Programa Desenrola se expande e oferece crédito barato a informais, formais e Fies adimplentes

Desenrola amplia foco e agora concede crédito subsidiado a bons pagadores, pressionando inadimplentes e estimulando empreendedorismo com uso do FGTS como garantia.
O programa Desenrola, criado inicialmente para renegociar dívidas e recuperar famílias inadimplentes, passou a premiar quem mantém as contas em dia. O governo federal lançou nesta segunda-feira (29) três modalidades de crédito para trabalhadores informais adimplentes, trabalhadores formais com carteira assinada e estudantes adimplentes do Fundo de Financiamento Estudantil (Fies).

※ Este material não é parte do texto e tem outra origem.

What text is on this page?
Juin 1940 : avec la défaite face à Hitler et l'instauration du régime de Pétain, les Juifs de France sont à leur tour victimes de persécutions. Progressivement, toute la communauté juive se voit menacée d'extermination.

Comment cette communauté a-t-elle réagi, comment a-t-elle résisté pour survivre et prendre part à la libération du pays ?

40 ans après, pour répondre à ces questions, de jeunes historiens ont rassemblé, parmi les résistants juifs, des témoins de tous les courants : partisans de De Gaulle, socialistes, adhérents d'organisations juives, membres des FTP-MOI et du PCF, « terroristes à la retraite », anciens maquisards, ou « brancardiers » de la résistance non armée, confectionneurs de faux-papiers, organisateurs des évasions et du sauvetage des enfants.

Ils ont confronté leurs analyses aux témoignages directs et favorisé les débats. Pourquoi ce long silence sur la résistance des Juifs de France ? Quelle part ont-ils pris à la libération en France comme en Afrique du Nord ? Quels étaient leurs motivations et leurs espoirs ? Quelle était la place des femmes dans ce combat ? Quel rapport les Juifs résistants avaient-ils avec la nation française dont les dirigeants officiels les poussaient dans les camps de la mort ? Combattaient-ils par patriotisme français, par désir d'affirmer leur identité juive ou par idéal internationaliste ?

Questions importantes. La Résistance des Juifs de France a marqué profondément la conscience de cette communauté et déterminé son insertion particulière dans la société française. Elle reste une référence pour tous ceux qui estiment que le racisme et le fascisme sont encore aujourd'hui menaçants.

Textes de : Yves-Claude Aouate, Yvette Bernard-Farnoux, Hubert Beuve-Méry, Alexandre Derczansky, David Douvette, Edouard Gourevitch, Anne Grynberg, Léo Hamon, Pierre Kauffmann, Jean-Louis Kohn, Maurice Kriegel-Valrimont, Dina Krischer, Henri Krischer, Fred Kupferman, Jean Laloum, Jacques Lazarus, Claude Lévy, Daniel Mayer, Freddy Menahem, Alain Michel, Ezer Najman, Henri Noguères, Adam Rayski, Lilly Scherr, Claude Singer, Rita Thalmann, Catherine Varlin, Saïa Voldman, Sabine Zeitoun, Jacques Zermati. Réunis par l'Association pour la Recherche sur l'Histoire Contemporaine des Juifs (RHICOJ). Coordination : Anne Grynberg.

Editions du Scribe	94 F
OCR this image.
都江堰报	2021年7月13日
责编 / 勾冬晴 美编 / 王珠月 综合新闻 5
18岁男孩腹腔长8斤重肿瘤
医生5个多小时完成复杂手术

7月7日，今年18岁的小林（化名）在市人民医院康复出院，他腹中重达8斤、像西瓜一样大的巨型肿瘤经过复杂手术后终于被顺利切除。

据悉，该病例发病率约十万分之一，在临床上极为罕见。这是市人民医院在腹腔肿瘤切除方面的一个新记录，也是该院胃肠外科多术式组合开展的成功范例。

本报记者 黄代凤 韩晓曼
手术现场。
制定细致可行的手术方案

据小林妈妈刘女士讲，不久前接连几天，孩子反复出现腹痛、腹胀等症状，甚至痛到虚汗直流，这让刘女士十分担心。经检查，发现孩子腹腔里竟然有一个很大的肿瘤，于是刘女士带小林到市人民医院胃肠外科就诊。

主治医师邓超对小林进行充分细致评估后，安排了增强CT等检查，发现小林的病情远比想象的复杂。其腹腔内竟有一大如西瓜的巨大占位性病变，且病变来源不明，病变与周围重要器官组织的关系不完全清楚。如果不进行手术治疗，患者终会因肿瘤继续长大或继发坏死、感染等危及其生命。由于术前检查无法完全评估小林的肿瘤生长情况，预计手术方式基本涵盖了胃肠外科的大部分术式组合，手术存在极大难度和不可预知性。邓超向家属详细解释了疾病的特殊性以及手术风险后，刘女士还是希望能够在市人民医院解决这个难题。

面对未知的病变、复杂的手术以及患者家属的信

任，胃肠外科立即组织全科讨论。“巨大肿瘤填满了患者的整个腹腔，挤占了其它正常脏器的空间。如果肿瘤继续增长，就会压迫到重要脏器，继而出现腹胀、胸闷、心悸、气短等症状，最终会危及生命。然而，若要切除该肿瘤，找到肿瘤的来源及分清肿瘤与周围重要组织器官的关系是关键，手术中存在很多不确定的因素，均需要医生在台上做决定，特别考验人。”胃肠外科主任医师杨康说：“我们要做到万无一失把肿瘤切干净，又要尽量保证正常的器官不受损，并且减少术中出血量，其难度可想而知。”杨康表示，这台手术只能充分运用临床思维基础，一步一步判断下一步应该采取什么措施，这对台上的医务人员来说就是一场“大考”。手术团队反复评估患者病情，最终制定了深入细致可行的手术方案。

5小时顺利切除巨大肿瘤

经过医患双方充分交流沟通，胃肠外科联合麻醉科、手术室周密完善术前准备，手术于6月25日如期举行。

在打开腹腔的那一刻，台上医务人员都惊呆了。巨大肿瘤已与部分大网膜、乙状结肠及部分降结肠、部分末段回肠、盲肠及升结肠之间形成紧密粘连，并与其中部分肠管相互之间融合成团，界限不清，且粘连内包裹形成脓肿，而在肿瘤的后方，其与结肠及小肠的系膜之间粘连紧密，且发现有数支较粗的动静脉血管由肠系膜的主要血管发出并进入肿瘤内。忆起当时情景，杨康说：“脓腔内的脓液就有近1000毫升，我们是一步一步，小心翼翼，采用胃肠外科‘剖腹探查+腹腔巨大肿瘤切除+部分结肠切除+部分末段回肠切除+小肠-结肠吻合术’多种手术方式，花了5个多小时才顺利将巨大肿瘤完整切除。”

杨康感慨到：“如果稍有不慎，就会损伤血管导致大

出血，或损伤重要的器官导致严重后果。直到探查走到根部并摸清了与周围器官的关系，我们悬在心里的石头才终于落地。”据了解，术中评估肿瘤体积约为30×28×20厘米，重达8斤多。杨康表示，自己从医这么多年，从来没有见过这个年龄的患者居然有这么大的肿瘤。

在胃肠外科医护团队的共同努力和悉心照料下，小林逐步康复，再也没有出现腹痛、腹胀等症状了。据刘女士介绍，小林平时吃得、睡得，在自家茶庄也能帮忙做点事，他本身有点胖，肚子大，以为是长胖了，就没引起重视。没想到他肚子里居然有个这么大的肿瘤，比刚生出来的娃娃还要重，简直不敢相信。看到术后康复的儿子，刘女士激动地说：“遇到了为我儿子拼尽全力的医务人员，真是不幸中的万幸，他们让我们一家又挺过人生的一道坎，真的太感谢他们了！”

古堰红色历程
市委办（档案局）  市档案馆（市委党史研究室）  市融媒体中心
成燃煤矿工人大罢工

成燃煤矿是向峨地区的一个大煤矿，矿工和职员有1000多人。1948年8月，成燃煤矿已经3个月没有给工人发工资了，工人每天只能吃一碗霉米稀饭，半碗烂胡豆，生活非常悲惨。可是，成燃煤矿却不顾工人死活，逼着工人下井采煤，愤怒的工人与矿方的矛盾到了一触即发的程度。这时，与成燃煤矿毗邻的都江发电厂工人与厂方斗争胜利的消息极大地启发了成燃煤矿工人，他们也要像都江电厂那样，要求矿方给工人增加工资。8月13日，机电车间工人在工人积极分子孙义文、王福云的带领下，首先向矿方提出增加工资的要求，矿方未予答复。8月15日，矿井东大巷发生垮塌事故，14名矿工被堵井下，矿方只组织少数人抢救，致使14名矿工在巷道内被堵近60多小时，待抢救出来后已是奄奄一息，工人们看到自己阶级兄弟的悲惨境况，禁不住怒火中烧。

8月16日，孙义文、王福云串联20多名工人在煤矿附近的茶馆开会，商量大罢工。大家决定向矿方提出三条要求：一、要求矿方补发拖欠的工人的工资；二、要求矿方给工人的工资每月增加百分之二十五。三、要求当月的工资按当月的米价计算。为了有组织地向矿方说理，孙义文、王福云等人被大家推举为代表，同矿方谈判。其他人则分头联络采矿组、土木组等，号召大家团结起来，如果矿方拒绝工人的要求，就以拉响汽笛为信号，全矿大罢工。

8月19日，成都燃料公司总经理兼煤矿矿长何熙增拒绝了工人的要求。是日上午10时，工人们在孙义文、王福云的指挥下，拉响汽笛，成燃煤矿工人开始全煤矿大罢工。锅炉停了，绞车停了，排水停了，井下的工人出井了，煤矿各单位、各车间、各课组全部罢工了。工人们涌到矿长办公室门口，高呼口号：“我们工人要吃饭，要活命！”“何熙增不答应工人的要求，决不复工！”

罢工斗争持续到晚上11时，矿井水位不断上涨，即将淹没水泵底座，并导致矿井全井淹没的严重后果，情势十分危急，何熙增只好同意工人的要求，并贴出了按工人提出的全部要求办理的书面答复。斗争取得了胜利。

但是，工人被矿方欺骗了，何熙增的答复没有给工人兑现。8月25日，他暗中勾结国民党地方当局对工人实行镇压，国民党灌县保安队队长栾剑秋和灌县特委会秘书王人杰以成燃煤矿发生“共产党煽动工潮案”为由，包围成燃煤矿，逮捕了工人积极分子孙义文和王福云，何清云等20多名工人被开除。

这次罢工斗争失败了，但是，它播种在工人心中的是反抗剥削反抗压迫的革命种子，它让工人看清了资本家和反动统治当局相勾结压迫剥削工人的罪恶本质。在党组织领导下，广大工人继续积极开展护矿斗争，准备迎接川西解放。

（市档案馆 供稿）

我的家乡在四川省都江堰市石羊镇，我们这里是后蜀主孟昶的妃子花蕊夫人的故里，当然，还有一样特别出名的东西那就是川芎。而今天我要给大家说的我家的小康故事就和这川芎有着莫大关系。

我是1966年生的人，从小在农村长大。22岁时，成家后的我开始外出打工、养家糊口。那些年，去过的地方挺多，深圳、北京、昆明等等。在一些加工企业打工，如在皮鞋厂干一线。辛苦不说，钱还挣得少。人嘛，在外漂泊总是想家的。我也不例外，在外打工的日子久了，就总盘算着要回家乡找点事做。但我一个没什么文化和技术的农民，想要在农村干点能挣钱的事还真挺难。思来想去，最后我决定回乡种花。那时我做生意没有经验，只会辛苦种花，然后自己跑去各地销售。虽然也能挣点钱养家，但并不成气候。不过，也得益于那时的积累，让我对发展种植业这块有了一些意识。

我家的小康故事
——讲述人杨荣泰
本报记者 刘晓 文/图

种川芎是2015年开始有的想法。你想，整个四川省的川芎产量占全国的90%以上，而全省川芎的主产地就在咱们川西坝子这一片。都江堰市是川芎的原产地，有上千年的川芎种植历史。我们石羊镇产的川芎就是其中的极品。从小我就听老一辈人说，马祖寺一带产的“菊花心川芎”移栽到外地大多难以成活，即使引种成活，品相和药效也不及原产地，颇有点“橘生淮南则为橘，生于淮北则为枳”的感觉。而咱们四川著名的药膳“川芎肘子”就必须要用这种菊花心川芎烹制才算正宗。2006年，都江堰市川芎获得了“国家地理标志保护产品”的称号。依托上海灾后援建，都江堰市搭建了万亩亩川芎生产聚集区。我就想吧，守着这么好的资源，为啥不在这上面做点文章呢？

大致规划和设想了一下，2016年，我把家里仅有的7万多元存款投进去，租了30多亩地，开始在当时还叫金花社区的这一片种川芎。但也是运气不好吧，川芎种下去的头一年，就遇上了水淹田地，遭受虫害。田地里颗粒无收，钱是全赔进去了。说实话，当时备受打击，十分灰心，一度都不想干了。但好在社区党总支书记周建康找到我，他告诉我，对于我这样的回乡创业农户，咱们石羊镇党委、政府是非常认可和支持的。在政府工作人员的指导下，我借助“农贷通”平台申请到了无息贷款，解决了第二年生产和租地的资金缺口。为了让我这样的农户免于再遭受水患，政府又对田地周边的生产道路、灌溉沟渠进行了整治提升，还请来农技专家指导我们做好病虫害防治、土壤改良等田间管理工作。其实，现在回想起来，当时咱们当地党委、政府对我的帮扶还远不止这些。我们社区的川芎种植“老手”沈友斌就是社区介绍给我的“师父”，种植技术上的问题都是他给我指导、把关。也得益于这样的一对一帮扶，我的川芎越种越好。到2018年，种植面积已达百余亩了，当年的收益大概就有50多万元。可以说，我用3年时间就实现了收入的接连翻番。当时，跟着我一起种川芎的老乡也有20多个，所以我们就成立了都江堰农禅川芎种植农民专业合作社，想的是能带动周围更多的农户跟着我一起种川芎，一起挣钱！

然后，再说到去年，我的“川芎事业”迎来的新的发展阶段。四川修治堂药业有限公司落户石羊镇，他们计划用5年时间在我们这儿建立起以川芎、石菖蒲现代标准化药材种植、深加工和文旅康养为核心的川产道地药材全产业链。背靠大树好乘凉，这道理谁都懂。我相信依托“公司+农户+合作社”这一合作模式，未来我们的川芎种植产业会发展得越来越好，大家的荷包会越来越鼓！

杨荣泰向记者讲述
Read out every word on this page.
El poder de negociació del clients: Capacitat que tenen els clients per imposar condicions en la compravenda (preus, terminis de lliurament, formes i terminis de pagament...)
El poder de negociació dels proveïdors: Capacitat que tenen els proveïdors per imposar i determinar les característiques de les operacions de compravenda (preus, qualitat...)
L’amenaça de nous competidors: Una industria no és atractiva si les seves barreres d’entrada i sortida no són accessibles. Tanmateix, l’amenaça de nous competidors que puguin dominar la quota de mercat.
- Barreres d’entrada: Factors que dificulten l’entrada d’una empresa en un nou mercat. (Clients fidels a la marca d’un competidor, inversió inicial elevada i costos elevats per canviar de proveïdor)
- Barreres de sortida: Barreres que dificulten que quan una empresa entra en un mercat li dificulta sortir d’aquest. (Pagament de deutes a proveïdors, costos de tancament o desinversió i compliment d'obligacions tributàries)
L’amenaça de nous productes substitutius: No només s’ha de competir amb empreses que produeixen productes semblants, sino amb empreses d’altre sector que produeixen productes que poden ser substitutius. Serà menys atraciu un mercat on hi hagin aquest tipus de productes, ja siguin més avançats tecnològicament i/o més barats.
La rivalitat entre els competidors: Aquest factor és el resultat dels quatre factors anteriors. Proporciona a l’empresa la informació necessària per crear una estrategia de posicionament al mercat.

Crédito barato para bons pagadores
O Desenrola Adimplentes oferece aos informais que honram suas obrigações financeiras uma troca de dívidas com juros exorbitantes, que podem chegar a 12% ao mês, por uma nova linha de crédito com taxa limitada a 1,99% ao mês para operações de até R$ 15 mil. Para trabalhadores formais, o programa libera crédito consignado privado com garantia do saldo do FGTS, também com juros limitados a 1,99% ao mês, já disponível na Caixa Econômica e em breve no Banco do Brasil.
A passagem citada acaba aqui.